Smith wrote, “When something as cataclysmic as the English Civil War and Revolution occurs, a massive destabilisation in the order of meaning is engendered. That there were so many words enhanced the sense of this, and it was a time which many acknowledged as a collective loss of reason.” (P. 362) In the current election cycle, we are seeing more clearly the cumulative effects of a similar collective loss of reason. Rush Limbaugh expresses it as “symbolism” (visual, emotional) over “substance” (ideological, rational). It goes back to that whole idea of people and events vs. ideas.
Star Parker, columnist for Scripps Howard News Service, points out that Republicans and Democrats alike are dissatisfied with “the state of their country”; 70% are unhappy with president and 90% unhappy with congress. That is pretty cataclysmic! “What also is happening is we are witnessing a phenomenon that, at least for the time being, is personal– not ideological.” She continues, “So the election is about change. It’s not ideology. It’s personal. And those who care about limited government and traditional values should be worried.” Our important presidential race is between Obama with 71% public visibility and McCain with 11% visibility.
Someone years ago uttered the truism, “One picture is worth a thousand words.” Pictures are, however, limited. One can photograph people and events, but one cannot photograph ideas. And pictures do need captions. When there is no caption, a picture may not be understood at all or may be misunderstood. It may evoke inappropriate emotions because it was not understood in context. So the need for words to go with our pictures is as great today as ever. During the English Civil War, Smith acknowledges, “As usual with governmental attempts to regulate language, the legislation did not work.” We should pray that attempts to regulate free speech, particularly political speech will be as ineffective today as they were 400 years ago. And we need to keep fighting hard and smart in the war of the words.
P.S. Our heart goes out to the family of Tony Snow, a fallen soldier in the War of the Words.

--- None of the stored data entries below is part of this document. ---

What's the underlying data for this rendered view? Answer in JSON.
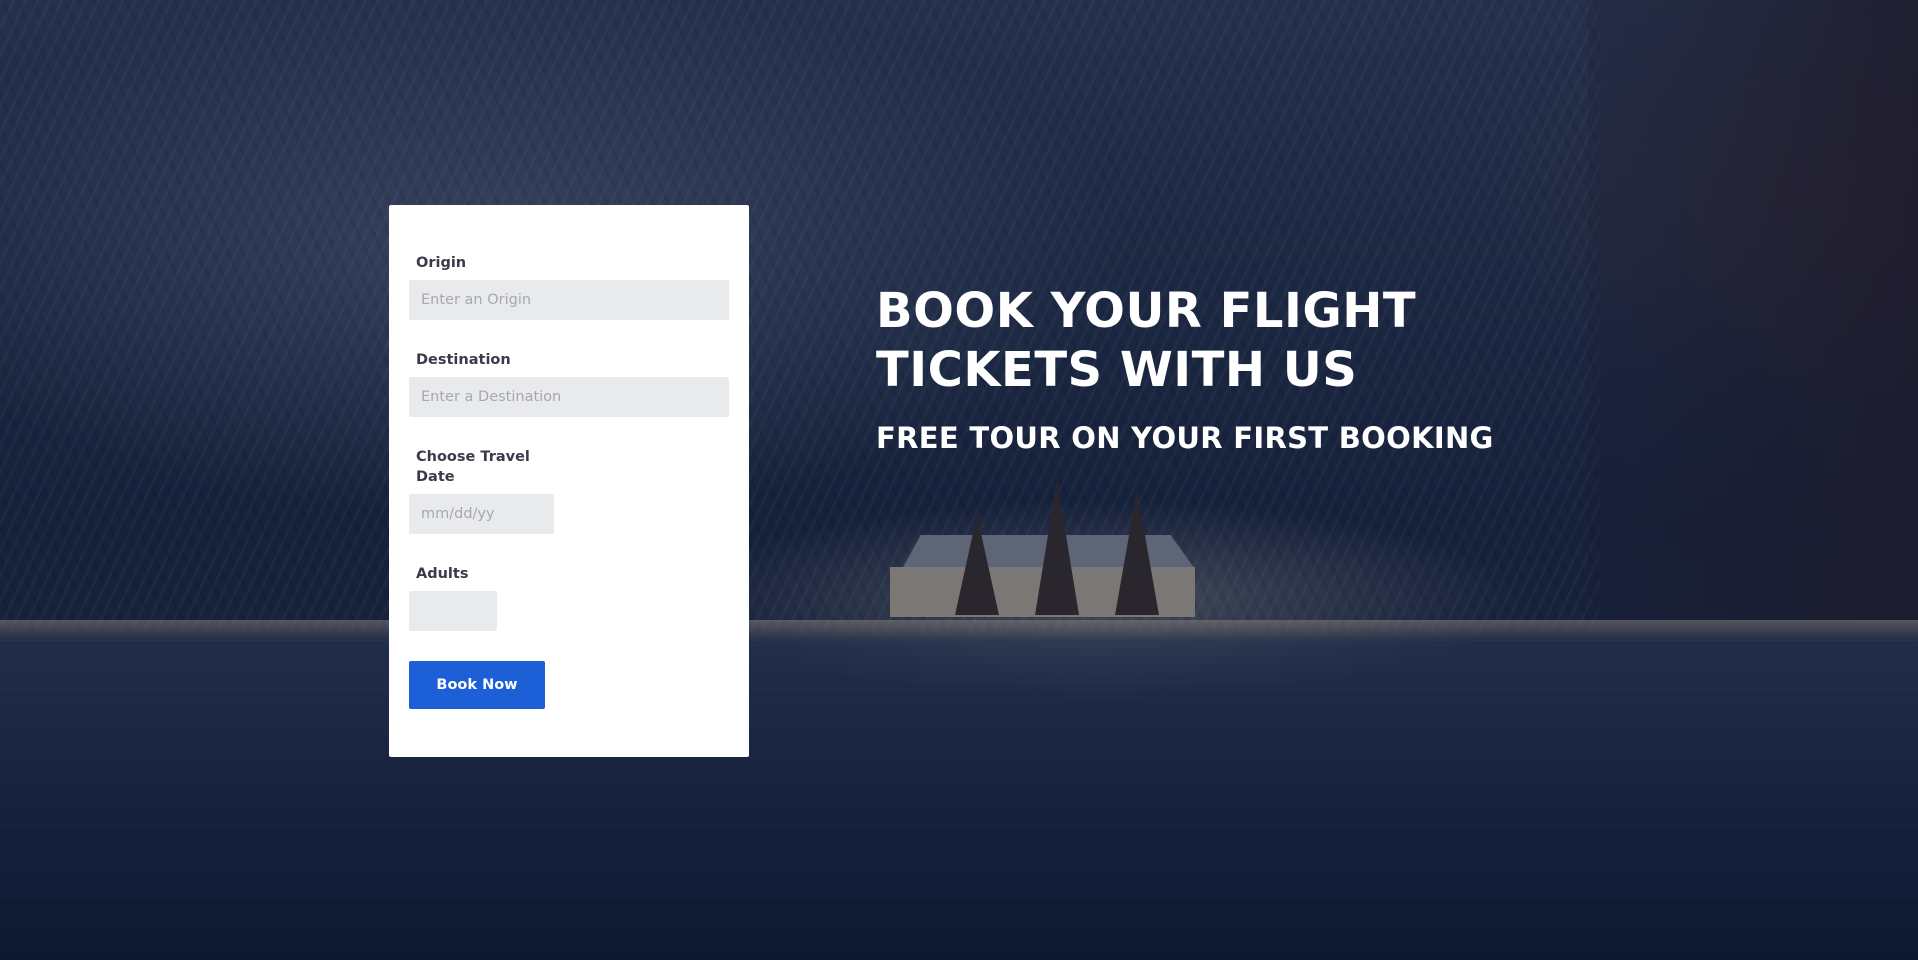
{
  "form": {
    "origin": {
      "label": "Origin",
      "placeholder": "Enter an Origin",
      "value": ""
    },
    "destination": {
      "label": "Destination",
      "placeholder": "Enter a Destination",
      "value": ""
    },
    "travel_date": {
      "label": "Choose Travel Date",
      "placeholder": "mm/dd/yy",
      "value": ""
    },
    "adults": {
      "label": "Adults",
      "value": ""
    },
    "submit_label": "Book Now"
  },
  "hero": {
    "title": "BOOK YOUR FLIGHT TICKETS WITH US",
    "subtitle": "FREE TOUR ON YOUR FIRST BOOKING"
  },
  "colors": {
    "button": "#1d5fd6",
    "input_bg": "#e9eaec",
    "card_bg": "#ffffff",
    "text_white": "#ffffff",
    "label": "#3a3b4a"
  }
}
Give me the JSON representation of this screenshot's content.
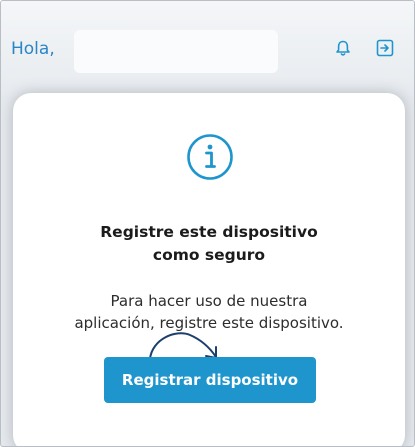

May someone worthy step up to carry on the fight!
References_____________
See: Hunt, Arthur W. III. The Vanishing Word: The Veneration of Visual Imagery in the Postmodern World. Wheaton, Illinois: Crossway Books, 2003.
I personally attribute the shift from verbal to visual to two things:
1. Uncertainty of epistemology: post-modern relativism causes many to believe that there is no objective truth to be known rationally. Hence, we can only truly know how we feel. Visual images evoke feelings preeminently and are trusted as true.
2. Declining national character– i.e. laziness, selfish desire for ease. Studies have shown that alpha waves are produced in the brain during tv watching, making the brain more inactive watching tv than during sleep. We watch in a deep sleep with little ability to think critically about what we see.
Smith, Nigel. Literature and Revolution in England: 1640-1660. New Haven: Yale University Press, 1994.
Parker, Star. “Change in party should have Republicans worried”. The Truth (Elkhart, Indiana), Monday, July 14, 2008, page A4, columns 4,5,6.
Policinski, Gene. “More fences springing up to restrain wild wild web.” The Truth (Elkhart, Indiana), Tuesday, July 15, 2008, page A4, columns 1,2,3.